Francesca Sabatinelli – Cidade do Vaticano

O povoado de Sobane-Kou,  região central do Mali, habitado pela etnia Dogon, foi praticamente destruído. Seus moradores brutalmente assassinados, degolados ou queimados. Entre as vítimas mulheres e crianças.

Um verdadeiro massacre nesta região na fronteira com Burkina Faso,  há anos palco de disputas entre os Dogon – agricultores, de maioria cristã – e os Fulani, pastores nômades, de maioria muçulmana, acusados de cumplicidade com jihadistas.

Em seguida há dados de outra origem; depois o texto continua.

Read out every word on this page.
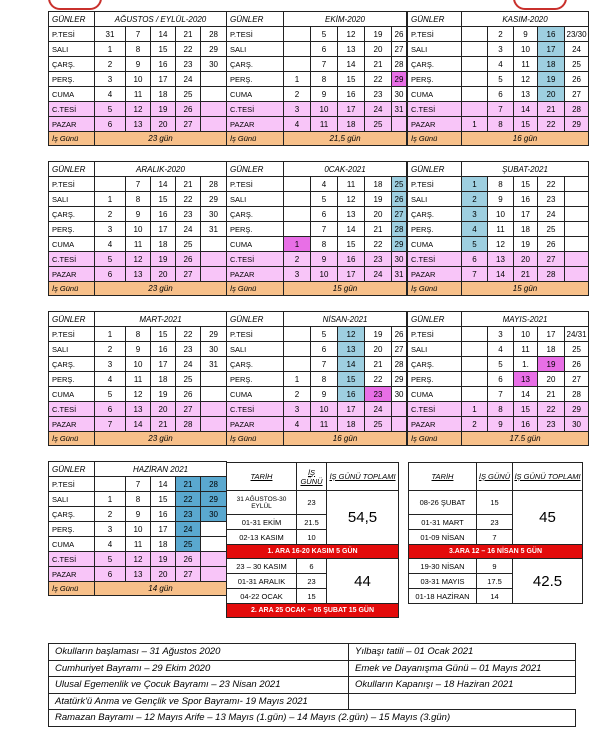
GÜNLER	AĞUSTOS / EYLÜL-2020				
P.TESİ	31	7	14	21	28
SALI	1	8	15	22	29
ÇARŞ.	2	9	16	23	30
PERŞ.	3	10	17	24	
CUMA	4	11	18	25	
C.TESİ	5	12	19	26	
PAZAR	6	13	20	27	
İş Günü	23 gün				
GÜNLER	EKİM-2020				
P.TESİ		5	12	19	26
SALI		6	13	20	27
ÇARŞ.		7	14	21	28
PERŞ.	1	8	15	22	29
CUMA	2	9	16	23	30
C.TESİ	3	10	17	24	31
PAZAR	4	11	18	25	
İş Günü	21,5 gün				
GÜNLER	KASIM-2020				
P.TESİ		2	9	16	23/30
SALI		3	10	17	24
ÇARŞ.		4	11	18	25
PERŞ.		5	12	19	26
CUMA		6	13	20	27
C.TESİ		7	14	21	28
PAZAR	1	8	15	22	29
İş Günü	16 gün				
GÜNLER	ARALIK-2020				
P.TESİ		7	14	21	28
SALI	1	8	15	22	29
ÇARŞ.	2	9	16	23	30
PERŞ.	3	10	17	24	31
CUMA	4	11	18	25	
C.TESİ	5	12	19	26	
PAZAR	6	13	20	27	
İş Günü	23 gün				
GÜNLER	0CAK-2021				
P.TESİ		4	11	18	25
SALI		5	12	19	26
ÇARŞ.		6	13	20	27
PERŞ.		7	14	21	28
CUMA	1	8	15	22	29
C.TESİ	2	9	16	23	30
PAZAR	3	10	17	24	31
İş Günü	15 gün				
GÜNLER	ŞUBAT-2021				
P.TESİ	1	8	15	22	
SALI	2	9	16	23	
ÇARŞ.	3	10	17	24	
PERŞ.	4	11	18	25	
CUMA	5	12	19	26	
C.TESİ	6	13	20	27	
PAZAR	7	14	21	28	
İş Günü	15 gün				
GÜNLER	MART-2021				
P.TESİ	1	8	15	22	29
SALI	2	9	16	23	30
ÇARŞ.	3	10	17	24	31
PERŞ.	4	11	18	25	
CUMA	5	12	19	26	
C.TESİ	6	13	20	27	
PAZAR	7	14	21	28	
İş Günü	23 gün				
GÜNLER	NİSAN-2021				
P.TESİ		5	12	19	26
SALI		6	13	20	27
ÇARŞ.		7	14	21	28
PERŞ.	1	8	15	22	29
CUMA	2	9	16	23	30
C.TESİ	3	10	17	24	
PAZAR	4	11	18	25	
İş Günü	16 gün				
GÜNLER	MAYIS-2021				
P.TESİ		3	10	17	24/31
SALI		4	11	18	25
ÇARŞ.		5	1.	19	26
PERŞ.		6	13	20	27
CUMA		7	14	21	28
C.TESİ	1	8	15	22	29
PAZAR	2	9	16	23	30
İş Günü	17.5 gün				
GÜNLER	HAZİRAN 2021				
P.TESİ		7	14	21	28
SALI	1	8	15	22	29
ÇARŞ.	2	9	16	23	30
PERŞ.	3	10	17	24	
CUMA	4	11	18	25	
C.TESİ	5	12	19	26	
PAZAR	6	13	20	27	
İş Günü	14 gün				
TARİH	İŞ GÜNÜ	İŞ GÜNÜ TOPLAMI
31 AĞUSTOS-30 EYLÜL	23	54,5
01-31 EKİM	21.5	
02-13 KASIM	10	
1. ARA 16-20 KASIM 5 GÜN		
23 – 30 KASIM	6	44
01-31 ARALIK	23	
04-22 OCAK	15	
2. ARA 25 OCAK – 05 ŞUBAT 15 GÜN		
TARİH	İŞ GÜNÜ	İŞ GÜNÜ TOPLAMI
08-26 ŞUBAT	15	45
01-31 MART	23	
01-09 NİSAN	7	
3.ARA 12 – 16 NİSAN 5 GÜN		
19-30 NİSAN	9	42.5
03-31 MAYIS	17.5	
01-18 HAZİRAN	14	
Okulların başlaması – 31 Ağustos 2020	Yılbaşı tatili – 01 Ocak 2021
Cumhuriyet Bayramı – 29 Ekim 2020	Emek ve Dayanışma Günü – 01 Mayıs 2021
Ulusal Egemenlik ve Çocuk Bayramı – 23 Nisan 2021	Okulların Kapanışı – 18 Haziran 2021
Atatürk'ü Anma ve Gençlik ve Spor Bayramı- 19 Mayıs 2021	
Ramazan Bayramı – 12 Mayıs Arife – 13 Mayıs (1.gün) – 14 Mayıs (2.gün) – 15 Mayıs (3.gün)	
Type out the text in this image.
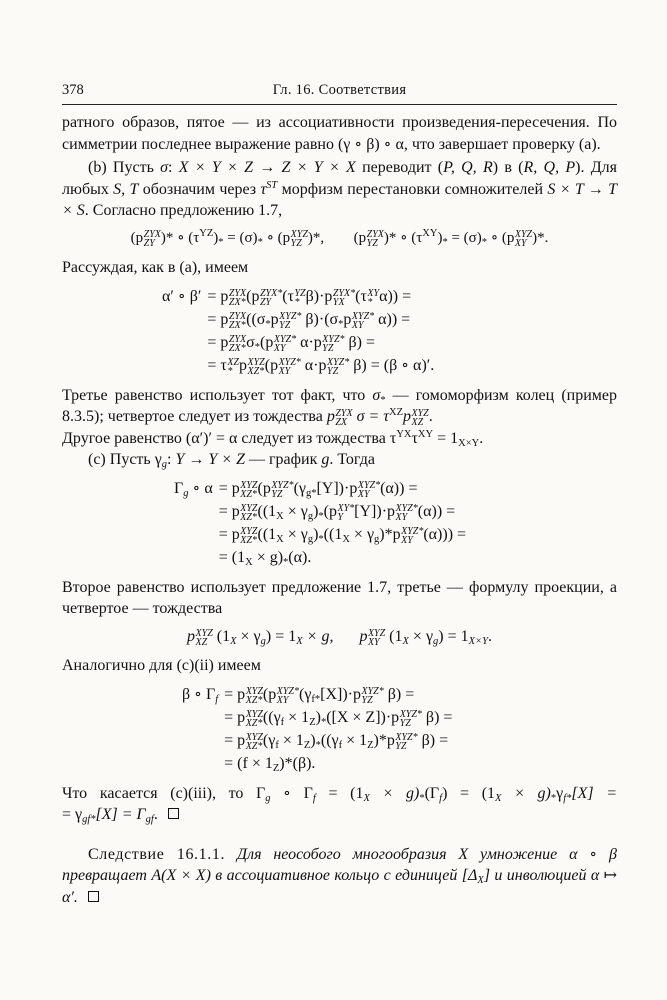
378	Гл. 16. Соответствия

ратного образов, пятое — из ассоциативности произведения-пересечения. По симметрии последнее выражение равно (γ ∘ β) ∘ α, что завершает проверку (а).

(b) Пусть σ: X × Y × Z → Z × Y × X переводит (P, Q, R) в (R, Q, P). Для любых S, T обозначим через $\tau^{ST}$ морфизм перестановки сомножителей S × T → T × S. Согласно предложению 1.7,

(p ZYX
ZY )* ∘ $(\tau^{YZ})_* = (\sigma)_*$ ∘ (p XYZ
YZ )*, (p ZYX
YZ )* ∘ $(\tau^{XY})_* = (\sigma)_*$ ∘ (p XYZ
XY )*.

Рассуждая, как в (а), имеем

α′ ∘ β′ = p ZYX
ZX* (p ZYX*
ZY (τ YZ
* β)·p ZYX*
YX (τ XY
* α)) =
= p ZYX
ZX* (($\sigma_*p$ XYZ*
YZ $\beta)\cdot(\sigma_*p$ XYZ*
XY α)) =
= p ZYX
ZX* $\sigma_*(p$ XYZ*
XY α·p XYZ*
YZ β) =
= τ XZ
* p XYZ
XZ* (p XYZ*
XY α·p XYZ*
YZ β) = (β ∘ α)′.

Третье равенство использует тот факт, что $\sigma_*$ — гомоморфизм колец (пример 8.3.5); четвертое следует из тождества p ZYX
ZX $\sigma = \tau^{XZ}p$ XYZ
XZ .

Другое равенство (α′)′ = α следует из тождества $\tau^{YX}\tau^{XY} = 1_{X\times Y}$.

(с) Пусть $\gamma_g$: Y → Y × Z — график g. Тогда

$\Gamma_g$ ∘ α = p XYZ
XZ* (p XYZ*
YZ $(\gamma_{g*}[Y])\cdot p$ XYZ*
XY (α)) =
= p XYZ
XZ* ($(1_X \times \gamma_g)_*(p$ XY*
Y [Y])·p XYZ*
XY (α)) =
= p XYZ
XZ* ($(1_X \times \gamma_g)_*((1_X \times \gamma_g)*p$ XYZ*
XY (α))) =
= $(1_X \times g)_*(\alpha)$.

Второе равенство использует предложение 1.7, третье — формулу проекции, а четвертое — тождества

p XYZ
XZ $(1_X \times \gamma_g) = 1_X \times g$, p XYZ
XY $(1_X \times \gamma_g) = 1_{X\times Y}$.

Аналогично для (с)(ii) имеем

β ∘ $\Gamma_f = p$ XYZ
XZ* (p XYZ*
XY $(\gamma_{f*}[X])\cdot p$ XYZ*
YZ β) =
= p XYZ
XZ* ($(\gamma_f \times 1_Z)_*([X \times Z])\cdot p$ XYZ*
YZ β) =
= p XYZ
XZ* $(\gamma_f \times 1_Z)_*((\gamma_f \times 1_Z)*p$ XYZ*
YZ β) =
= $(f \times 1_Z)*(\beta)$.

Что касается (с)(iii), то $\Gamma_g$ ∘ $\Gamma_f = (1_X \times g)_*(\Gamma_f) = (1_X \times g)_*\gamma_{f*}[X]$ =

= $\gamma_{gf*}[X] = \Gamma_{gf}$.

Следствие 16.1.1. Для неособого многообразия X умножение α ∘ β превращает A(X × X) в ассоциативное кольцо с единицей $[\Delta_X]$ и инволюцией α ↦ α′.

Pobreza e falta de instrução entre as causas da violência

Entre estes dois grupos a oposição é atávica. E justamente neste contexto que os vários grupos islamistas, jihadistas, ativos no Sahel , encontraram terreno fértil para semear a violência.

Segundo estudos das Nações Unidas e de outras organizações, o aumento exponencial da violência étnica – explica Marco Cochi, analista de geopolítica do “Gordio”, além de jornalista da revista Nigrizia – “é devido à pobreza, à falta de educação e, acima de tudo, à incapacidade dos Estados da região de garantir as necessidades primárias das populações locais, o que leva as pessoas para os braços dos jihadistas”.

E é justamente o mais recente relatório da ONU, divulgado em maio passado, que aponta que a presença de grupos jihadistas “exacerbou” as divisões e os confrontos Inter étnicos, com toda a gama de extremistas presentes na região, prontos para tirar proveito disso.

Mais e mais violência, o desligamento da ONU, da França e dos EUA

A violência de segunda-feira seria um ato de vingança contra outro ataque, perpetrado em março passado, desta vez conduzido por milícias Dogon contra uma aldeia de Fulani, quando morreram cerca de 160 pessoas.

Da parte das Nações Unidas há uma grande passividade em relação à região, limitando-se à elaborar  documentos.  Já “os Estados Unidos – explica Cochi  – anunciaram uma nova retirada dos formadores presentes no território, enquanto os franceses, com a operação de Barkhane, também estão procurando se  desligar da situação”.

Desde 2017, os ataques duplicarem. Desde 2015,  triplicaram. “Infelizmente – conclui Cochi com amargura – o número de ataques continua aumentando e não se consegue entender como seria possível conter esse tipo de escalada”.